2. There are Real Health Risks
People who sell pools and pool chemicals like to gloss over it, but research has found that there are health risks to being exposed to pools and to their chemicals. Irritation, skin damage and respiratory irritation are a start. Babies exposed to pool chemicals can develop asthma. Competitive swimmers may do the same and may also lose teeth enamel, and research into this area is just getting started.
Thinking of skimping on chemicals to protect yourself? Don’t. There are also health risks from swimming in even properly treated pool water, including picking up parasites that are resistant to chlorine and can make you sick.
3. You Spend a Lot of Time on Them
You test your pool at least once per week and spend time putting chemicals in it too.

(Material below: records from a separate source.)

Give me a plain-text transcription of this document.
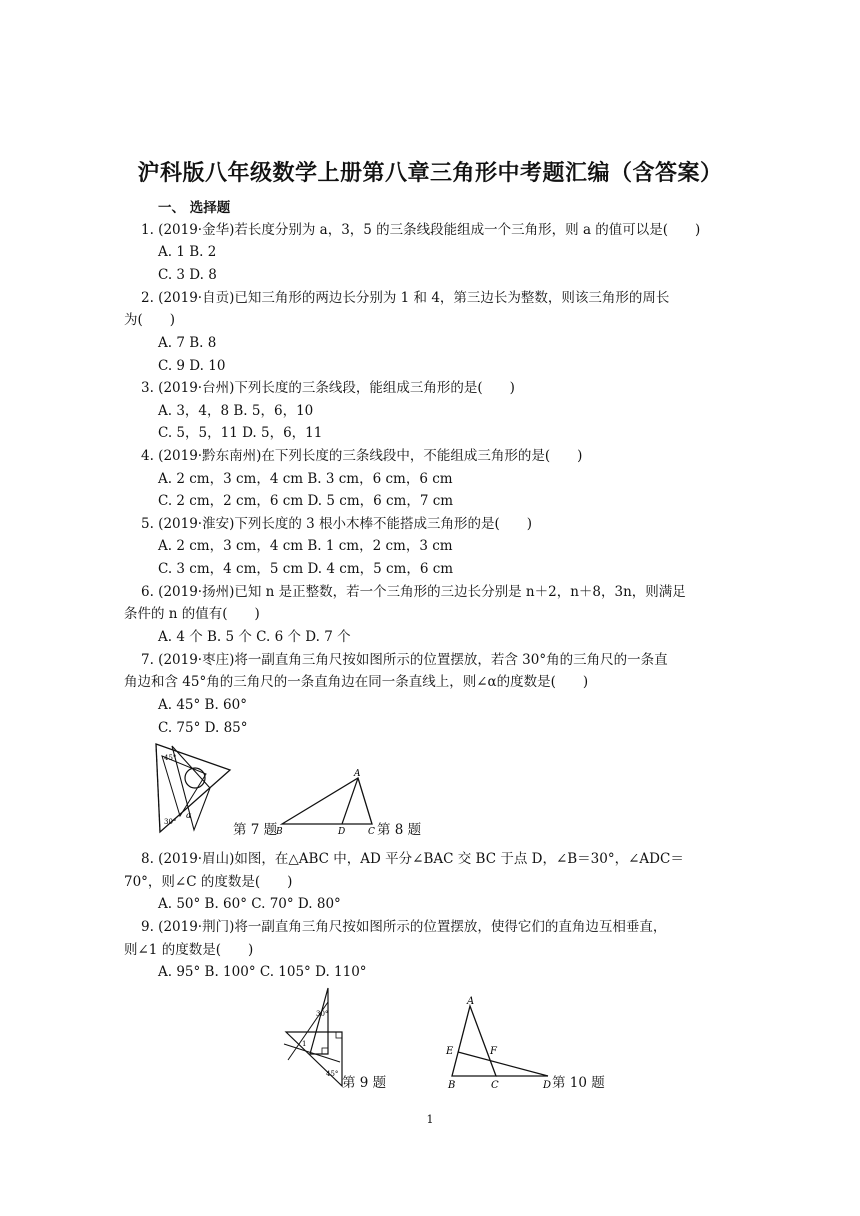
沪科版八年级数学上册第八章三角形中考题汇编（含答案）
一、 选择题
1. (2019·金华)若长度分别为 a，3，5 的三条线段能组成一个三角形，则 a 的值可以是(　　)
A. 1 B. 2
C. 3 D. 8
2. (2019·自贡)已知三角形的两边长分别为 1 和 4，第三边长为整数，则该三角形的周长
为(　　)
A. 7 B. 8
C. 9 D. 10
3. (2019·台州)下列长度的三条线段，能组成三角形的是(　　)
A. 3，4，8 B. 5，6，10
C. 5，5，11 D. 5，6，11
4. (2019·黔东南州)在下列长度的三条线段中，不能组成三角形的是(　　)
A. 2 cm，3 cm，4 cm B. 3 cm，6 cm，6 cm
C. 2 cm，2 cm，6 cm D. 5 cm，6 cm，7 cm
5. (2019·淮安)下列长度的 3 根小木棒不能搭成三角形的是(　　)
A. 2 cm，3 cm，4 cm B. 1 cm，2 cm，3 cm
C. 3 cm，4 cm，5 cm D. 4 cm，5 cm，6 cm
6. (2019·扬州)已知 n 是正整数，若一个三角形的三边长分别是 n＋2，n＋8，3n，则满足
条件的 n 的值有(　　)
A. 4 个 B. 5 个 C. 6 个 D. 7 个
7. (2019·枣庄)将一副直角三角尺按如图所示的位置摆放，若含 30°角的三角尺的一条直
角边和含 45°角的三角尺的一条直角边在同一条直线上，则∠α的度数是(　　)
A. 45° B. 60°
C. 75° D. 85°
45°
30°
α
第 7 题
A
B	D	C 第 8 题
8. (2019·眉山)如图，在△ABC 中，AD 平分∠BAC 交 BC 于点 D，∠B＝30°，∠ADC＝
70°，则∠C 的度数是(　　)
A. 50° B. 60° C. 70° D. 80°
9. (2019·荆门)将一副直角三角尺按如图所示的位置摆放，使得它们的直角边互相垂直，
则∠1 的度数是(　　)
A. 95° B. 100° C. 105° D. 110°
30°
1
45°
第 9 题
A
E	F
B	C	D 第 10 题
1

You clean it, you arrange for it to be maintained, you open and close it. Many people spend more time taking care of their pool than they actually spend in it. You might say that’s fine if your kids spend a lot of time in it, but, especially as children get older, they tend to spend less in them anyway.
4. There are Safety Risks
If you had to guess how many people drown in swimming pools per year, what would you say? Sadly, eleven children in the United States die in a swimming pool every day. It is actually the most common cause of death for children aged 1-4.
5. Swimming Pools Aren’t Sustainable
Pools use a ton of water, which is a serious concern in many parts of Texas. Plus, when pool water evaporates in our sunny conditions, some pool chemicals go with it and end up in the local environment. There are many more sustainable ways to swim over having a pool in your backyard.